According to Financial Fraud UK report, financial fraud losses across payment cards, remote banking and cheques have resulted in staggering £768.8 million in the year 2016. In a report by McAfee, the security company estimates cyber-crimes and frauds may cost the world almost $600 billion or 0.8% of the total global GDP. Another survey found that 64% of Americans had been victims of frauds resulting in the loss of money.
It is certain that various companies in the finance sector are moving towards a technological revolution in the hope to enhance their safety quotient. However, failing to take the basic protective measures and products lacking adequate security have held them as an easy target.

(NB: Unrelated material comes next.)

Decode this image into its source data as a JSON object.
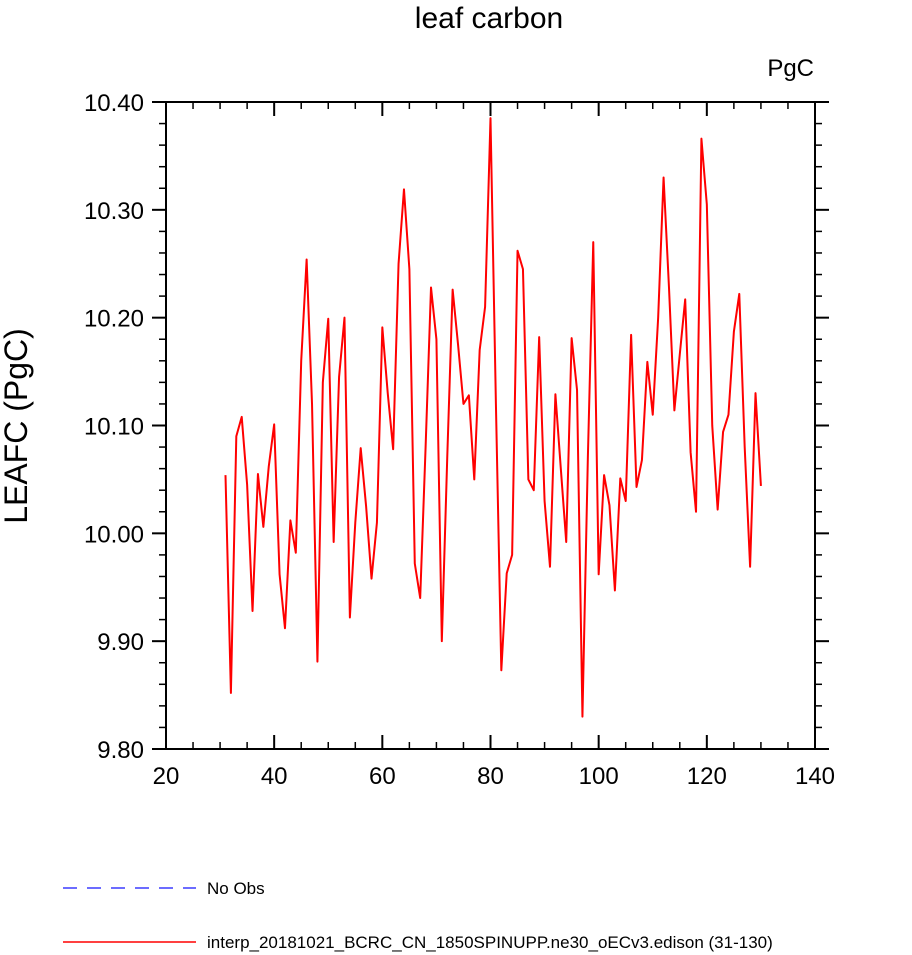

As technologies are becoming more advanced, fraudulent schemes have become more complex. At the same time, the finance sector is witnessing breakthroughs with the use of technology to build the fight against frauds.
Regulations and standards governing the financial sector are continuously evolving in order to mitigate risks. Adoption of GDPR and PSD2 directives gives a clear indication that several anti-fraud strategies are being implemented to prevent frauds and safeguard consumers. These directives focus on consumer rights and data protection while promoting innovation in the finance industry (PSD2).
Most importantly, financial institutions are augmenting their banking framework, lending processes and controls to minimize the chance of frauds as well as reduce the chances of detection. They are reframing their methodologies to generate and manage data in such a way that the level of fraud recognized and prevented and losses incurred are identified.
Modern-day technologies like data science, artificial intelligence, and most importantly blockchain enable organizations to dig deeper into data and identify more effective ways to prevent frauds. Furthermore providing secure ways to store and process records online narrowing down the chances of human intervention.
Businesses active in the field
Digital advancements in the domain of data analysis such as deep learning, predictive analysis, data visualization, and other testing are useful to classify and manage data or find patterns, including those related to frauds.
Mastercard has announced to use Artificial Intelligence across its global network to build a more sophisticated business model. The company introduced Decision Intelligence, a comprehensive decision, and fraud detection service. The solution uses artificial intelligence (AI) to assist finance organizations to enhance the accuracy of real-time approvals of genuine transactions and reduce false declines significantly.
Another payment giant PayPal acquired a fraud prevention platform Simility, which offers end-to-end fraud and decision platform to fight frauds using machine learning. It uses a data-first approach to help financial institutions to find suspicious patterns and gain actionable insights into fraudulent activities.
Future of fraud detection
Fraud has been taking place through the finance sector and has only become complex. Fortunately, as technology is advancing, the industry is finding new ways to prevent and reduce fraudulent activities.
Achieving this will reduce overall fraud rates especially in the Fintech industry. AI, machine learning, and blockchain have the potential to shake up the entire banking and finance industry to eradicate frauds from the core.